Opinião – O Direito brasileiro sob ataque

Alguns membros dos nossos tribunais superiores são cada vez mais pródigos em produzir um Direito desprovido de qualquer senso de proporção ou equilíbrio. Escreve Denise Albano.

12/07/2023 06:59

“A escultura colocada diante do STF seria um prenúncio das distorções do Direito que hoje assistimos no país?”

Pesquisa aponta que 31% dos brasileiros consideram como ruim ou péssimo o trabalho desenvolvido pelo STF. Foto: Fellipe Sampaio/STF

No Brasil, nos últimos anos, tem sido frequentes ataques viscerais à ordem jurídico constitucional e a todo um conhecimento produzido sobre ela. E, paradoxalmente, muitos desses ataques partem de autoridades que ocupam os escalões mais altos do sistema jurídico brasileiro.

São muitos os exemplos dessas investidas. Elas vão da violação ao princípio da legalidade assentado na ideia de que somente lei prévia e estrita pode definir o que é crime, passando pelo total esvaziamento da garantia constitucional da inviolabilidade dos parlamentares por seus votos, palavras e opiniões, até o aviltamento do princípio acusatório, que consiste na rígida separação entre órgãos que investigam/acusam e o órgão que julga.
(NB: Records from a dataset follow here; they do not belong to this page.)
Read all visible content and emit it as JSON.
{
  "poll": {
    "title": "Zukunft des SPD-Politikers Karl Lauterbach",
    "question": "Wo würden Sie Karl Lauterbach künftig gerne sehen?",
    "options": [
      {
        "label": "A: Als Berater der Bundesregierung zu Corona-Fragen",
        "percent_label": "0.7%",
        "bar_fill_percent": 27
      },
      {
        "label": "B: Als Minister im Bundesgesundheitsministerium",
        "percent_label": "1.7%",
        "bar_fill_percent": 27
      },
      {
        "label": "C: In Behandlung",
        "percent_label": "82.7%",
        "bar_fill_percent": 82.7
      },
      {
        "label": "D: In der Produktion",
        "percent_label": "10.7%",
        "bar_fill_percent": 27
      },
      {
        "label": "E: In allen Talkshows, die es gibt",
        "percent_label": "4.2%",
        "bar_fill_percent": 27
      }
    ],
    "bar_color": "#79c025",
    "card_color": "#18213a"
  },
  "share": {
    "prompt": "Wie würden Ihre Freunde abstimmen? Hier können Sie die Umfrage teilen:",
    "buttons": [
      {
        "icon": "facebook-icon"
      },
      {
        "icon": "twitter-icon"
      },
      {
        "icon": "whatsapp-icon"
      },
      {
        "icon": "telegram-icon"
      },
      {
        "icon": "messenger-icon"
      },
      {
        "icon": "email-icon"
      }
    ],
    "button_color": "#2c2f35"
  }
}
A relação desses ataques é ainda mais extensa e também inclui: a) atropelo ao princípio da duração razoável de procedimentos, diante da constatação de inquéritos que duram vários meses e até anos sem justificativa plausível; b) violação ao princípio da ampla defesa, em que vemos advogados sem acesso às provas já produzidas contra seus clientes; c) usurpação das prerrogativas do Ministério Público que tem a titularidade exclusiva para denunciar ou arquivar inquérito policial; d) atropelo das regras de competência, inaugurando-se uma espécie de “competência seletiva” por escolha do julgador, levando, assim, a um esvaziamento do princípio do juiz natural e da imparcialidade.

Temos ainda, e) violação à regra de que não há responsabilidade penal presumida, sem apoio em evidências de autoria e sem uma clara individualização da conduta do acusado; f) desrespeito ao princípio do contraditório, visto na fixação de prazos extremamente exíguos – muitos, de apenas 24h – para que o Ministério Público ou advogados se manifestem, como em casos de buscas e apreensões ou prisões preventivas alvejando dezenas de pessoas; g) fim da regra da preclusão que veda o reexame de matérias meramente irregulares ou relativamente nulas e já superadas no processo; h) adoção do poder geral de cautela que a doutrina diz ser vedado na esfera criminal, de modo que qualquer medida que restrinja liberdades (da liberdade de ir e vir até a de dispor dos seus próprios bens) no curso de um procedimento de investigação ou julgamento penal somente pode ser determinada havendo expressa previsão em lei.

Essa relação é meramente ilustrativa e há mais casos que despertam preocupação diante do que está em curso no país. Enquanto na maioria dos países ocidentais as Cortes Superiores cumprem uma função estabilizadora do Direito, no Brasil, ao contrário, são frequentes decisões judiciais esdrúxulas e casuísticas, em atropelo a precedentes das próprias Cortes e inovações processuais que passam ao largo da lei e de uma racionalidade que as justifiquem.

Todos esses ataques estão minando o principal parâmetro que forjou o Direito ao longo de séculos: o senso de proporção. Não sem razão, a imagem popular mais associada ao Direito é uma balança em equilíbrio presente em uma das mãos das deusas da Justiça da Antiguidade Clássica, com um destaque menor para a espada na outra mão. Mas a nossa deusa da Justiça, obra do artista Alfredo Ceschiatti (1918-1989) que orna a frente do STF, tem apenas a espada sobre o colo, estando ausente a figura da balança.

Alguns membros dos nossos tribunais superiores são cada vez mais pródigos em produzir um Direito desprovido de qualquer senso de proporção ou equilíbrio. Frequentemente, é mera demonstração voluntariosa de força. Então, podemos indagar: a escultura colocada diante do STF seria um prenúncio das distorções do Direito que hoje assistimos no país?

 

 

 

 

Por Denise Albano é mestre e doutora em Direito e professora de Direito na UFS.